Alternate Hypothesis,
`H_A` :
`\mu` < 30 points

(b) Type I error is that we conclude that test-takers who had completed the training showed a mean increase smaller than 30 points but in actual, the program raises SAT scores by an average of at least 30 points.

Explanation:

We are given that a test-preparation company advertises that its training program raises SAT scores by an average of at least 30 points.

A random sample of test-takers who had completed the training showed a mean increase smaller than 30 points.

Let
`\mu` = average SAT score.

(a) So, Null Hypothesis,
`H_0` :
`\mu \geq` 30 points

Alternate Hypothesis,
`H_A` :
`\mu` < 30 points

Here, the null hypothesis states that the training program raises SAT scores by an average of at least 30 points.

On the other hand, the alternate hypothesis states that test-takers who had completed the training showed a mean increase smaller than 30 points.

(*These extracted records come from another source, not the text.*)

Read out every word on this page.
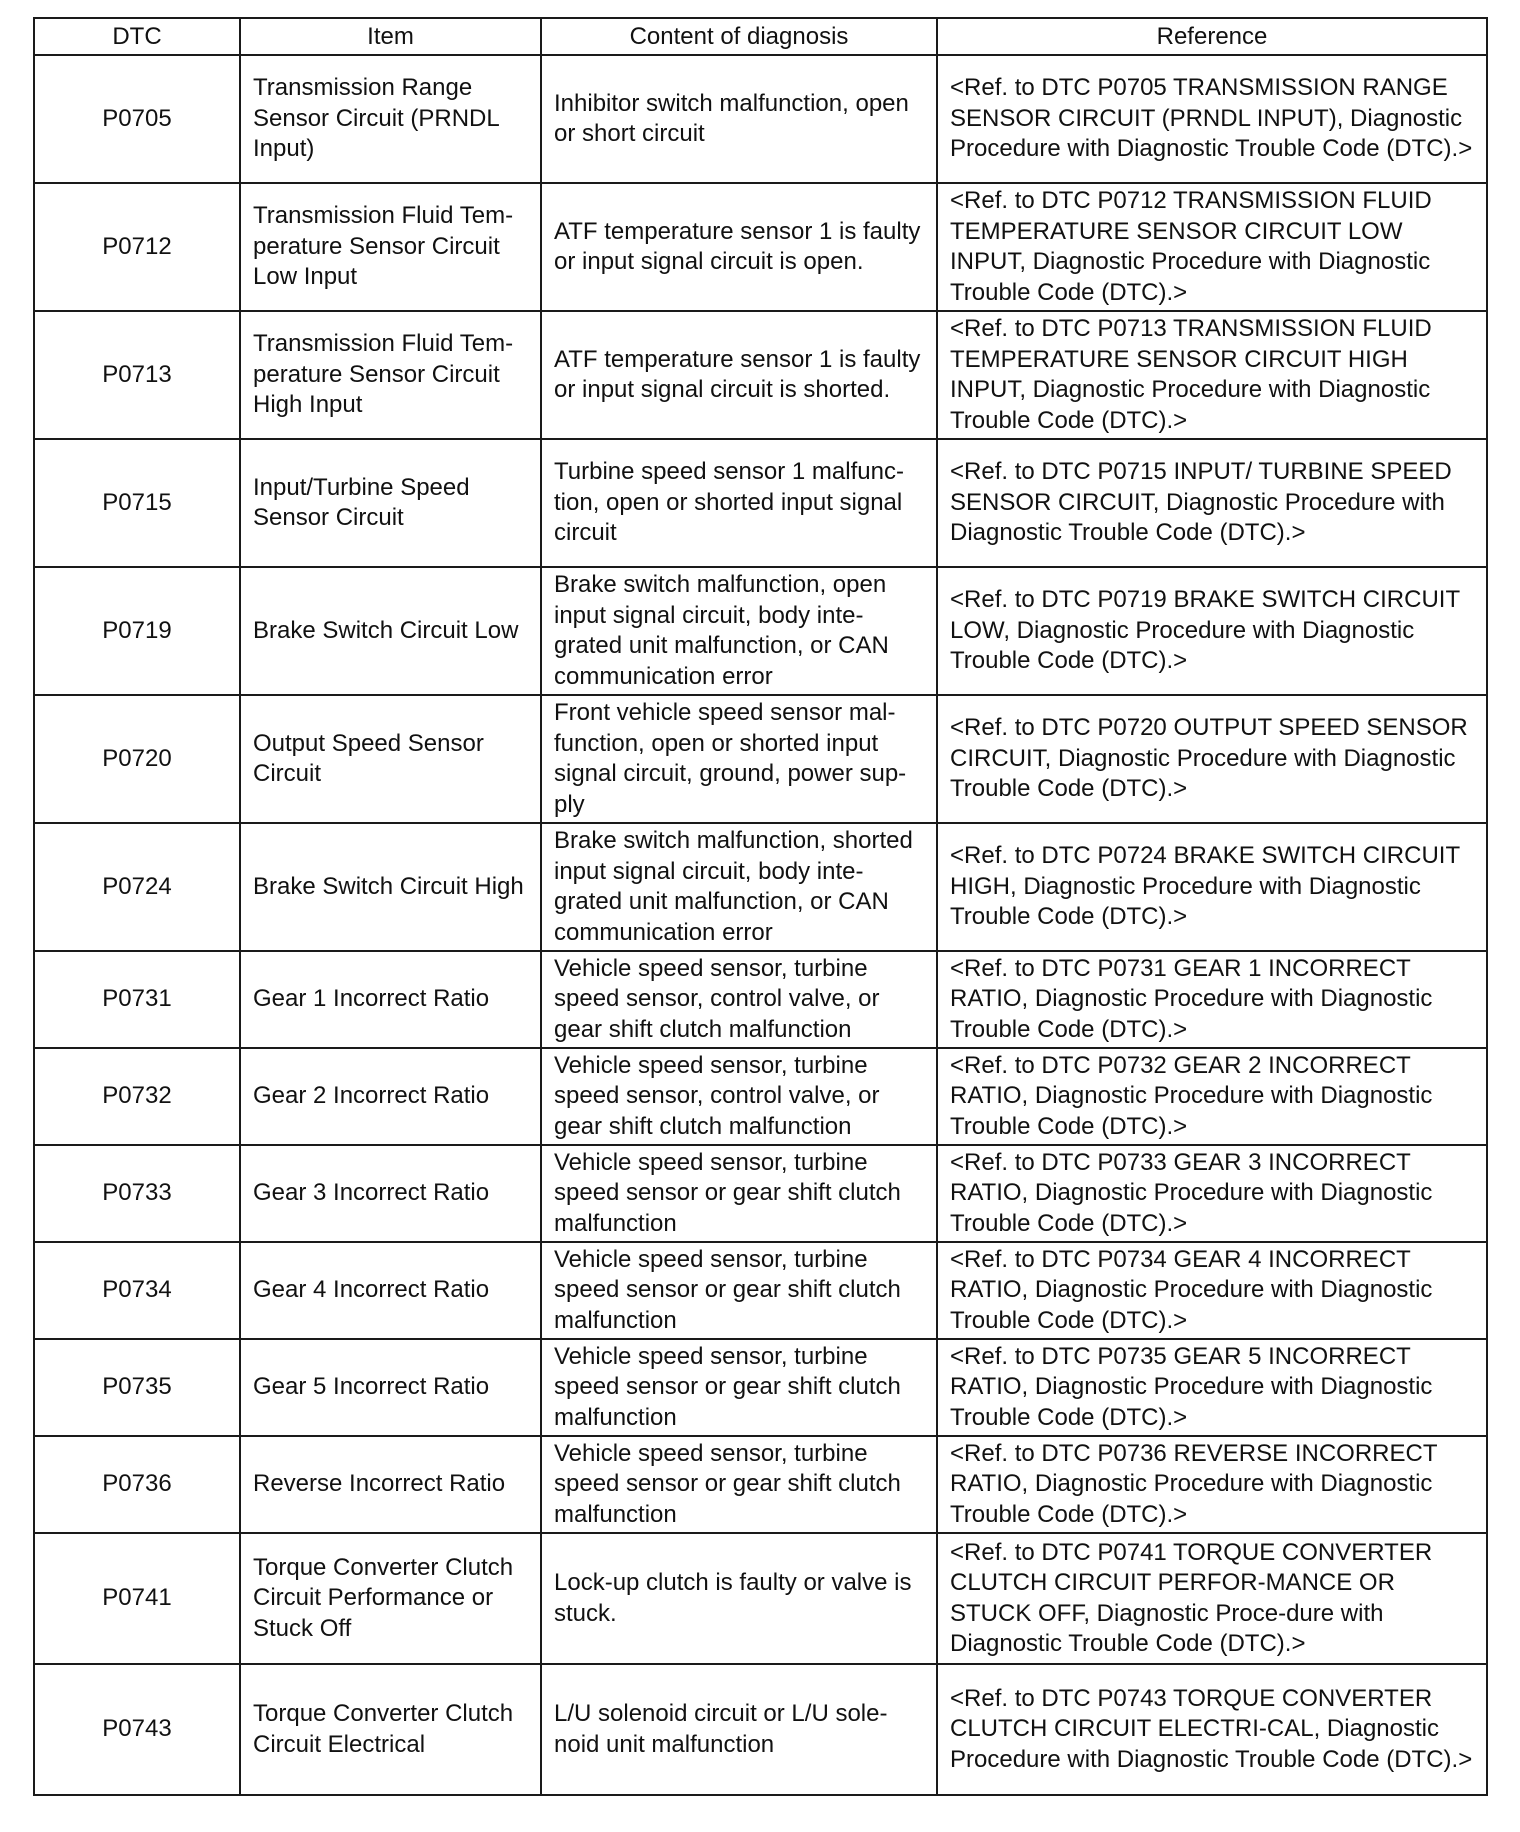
DTC	Item	Content of diagnosis	Reference
P0705	Transmission Range Sensor Circuit (PRNDL Input)	Inhibitor switch malfunction, open or short circuit	<Ref. to DTC P0705 TRANSMISSION RANGE SENSOR CIRCUIT (PRNDL INPUT), Diagnostic Procedure with Diagnostic Trouble Code (DTC).>
P0712	Transmission Fluid Tem-perature Sensor Circuit Low Input	ATF temperature sensor 1 is faulty or input signal circuit is open.	<Ref. to DTC P0712 TRANSMISSION FLUID TEMPERATURE SENSOR CIRCUIT LOW INPUT, Diagnostic Procedure with Diagnostic Trouble Code (DTC).>
P0713	Transmission Fluid Tem-perature Sensor Circuit High Input	ATF temperature sensor 1 is faulty or input signal circuit is shorted.	<Ref. to DTC P0713 TRANSMISSION FLUID TEMPERATURE SENSOR CIRCUIT HIGH INPUT, Diagnostic Procedure with Diagnostic Trouble Code (DTC).>
P0715	Input/Turbine Speed Sensor Circuit	Turbine speed sensor 1 malfunc-tion, open or shorted input signal circuit	<Ref. to DTC P0715 INPUT/ TURBINE SPEED SENSOR CIRCUIT, Diagnostic Procedure with Diagnostic Trouble Code (DTC).>
P0719	Brake Switch Circuit Low	Brake switch malfunction, open input signal circuit, body inte-grated unit malfunction, or CAN communication error	<Ref. to DTC P0719 BRAKE SWITCH CIRCUIT LOW, Diagnostic Procedure with Diagnostic Trouble Code (DTC).>
P0720	Output Speed Sensor Circuit	Front vehicle speed sensor mal-function, open or shorted input signal circuit, ground, power sup-ply	<Ref. to DTC P0720 OUTPUT SPEED SENSOR CIRCUIT, Diagnostic Procedure with Diagnostic Trouble Code (DTC).>
P0724	Brake Switch Circuit High	Brake switch malfunction, shorted input signal circuit, body inte-grated unit malfunction, or CAN communication error	<Ref. to DTC P0724 BRAKE SWITCH CIRCUIT HIGH, Diagnostic Procedure with Diagnostic Trouble Code (DTC).>
P0731	Gear 1 Incorrect Ratio	Vehicle speed sensor, turbine speed sensor, control valve, or gear shift clutch malfunction	<Ref. to DTC P0731 GEAR 1 INCORRECT RATIO, Diagnostic Procedure with Diagnostic Trouble Code (DTC).>
P0732	Gear 2 Incorrect Ratio	Vehicle speed sensor, turbine speed sensor, control valve, or gear shift clutch malfunction	<Ref. to DTC P0732 GEAR 2 INCORRECT RATIO, Diagnostic Procedure with Diagnostic Trouble Code (DTC).>
P0733	Gear 3 Incorrect Ratio	Vehicle speed sensor, turbine speed sensor or gear shift clutch malfunction	<Ref. to DTC P0733 GEAR 3 INCORRECT RATIO, Diagnostic Procedure with Diagnostic Trouble Code (DTC).>
P0734	Gear 4 Incorrect Ratio	Vehicle speed sensor, turbine speed sensor or gear shift clutch malfunction	<Ref. to DTC P0734 GEAR 4 INCORRECT RATIO, Diagnostic Procedure with Diagnostic Trouble Code (DTC).>
P0735	Gear 5 Incorrect Ratio	Vehicle speed sensor, turbine speed sensor or gear shift clutch malfunction	<Ref. to DTC P0735 GEAR 5 INCORRECT RATIO, Diagnostic Procedure with Diagnostic Trouble Code (DTC).>
P0736	Reverse Incorrect Ratio	Vehicle speed sensor, turbine speed sensor or gear shift clutch malfunction	<Ref. to DTC P0736 REVERSE INCORRECT RATIO, Diagnostic Procedure with Diagnostic Trouble Code (DTC).>
P0741	Torque Converter Clutch Circuit Performance or Stuck Off	Lock-up clutch is faulty or valve is stuck.	<Ref. to DTC P0741 TORQUE CONVERTER CLUTCH CIRCUIT PERFOR-MANCE OR STUCK OFF, Diagnostic Proce-dure with Diagnostic Trouble Code (DTC).>
P0743	Torque Converter Clutch Circuit Electrical	L/U solenoid circuit or L/U sole-noid unit malfunction	<Ref. to DTC P0743 TORQUE CONVERTER CLUTCH CIRCUIT ELECTRI-CAL, Diagnostic Procedure with Diagnostic Trouble Code (DTC).>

(b) Type I error states the probability of rejecting the null hypothesis given the fact that null hypothesis is true.

According to the question, the Type I error is that we conclude that test-takers who had completed the training showed a mean increase smaller than 30 points but in actual, the program raises SAT scores by an average of at least 30 points.

The consequence of a Type I error is that we conclude the test-takers have low SAT scores but in actual they have an SAT score of at least 30 points.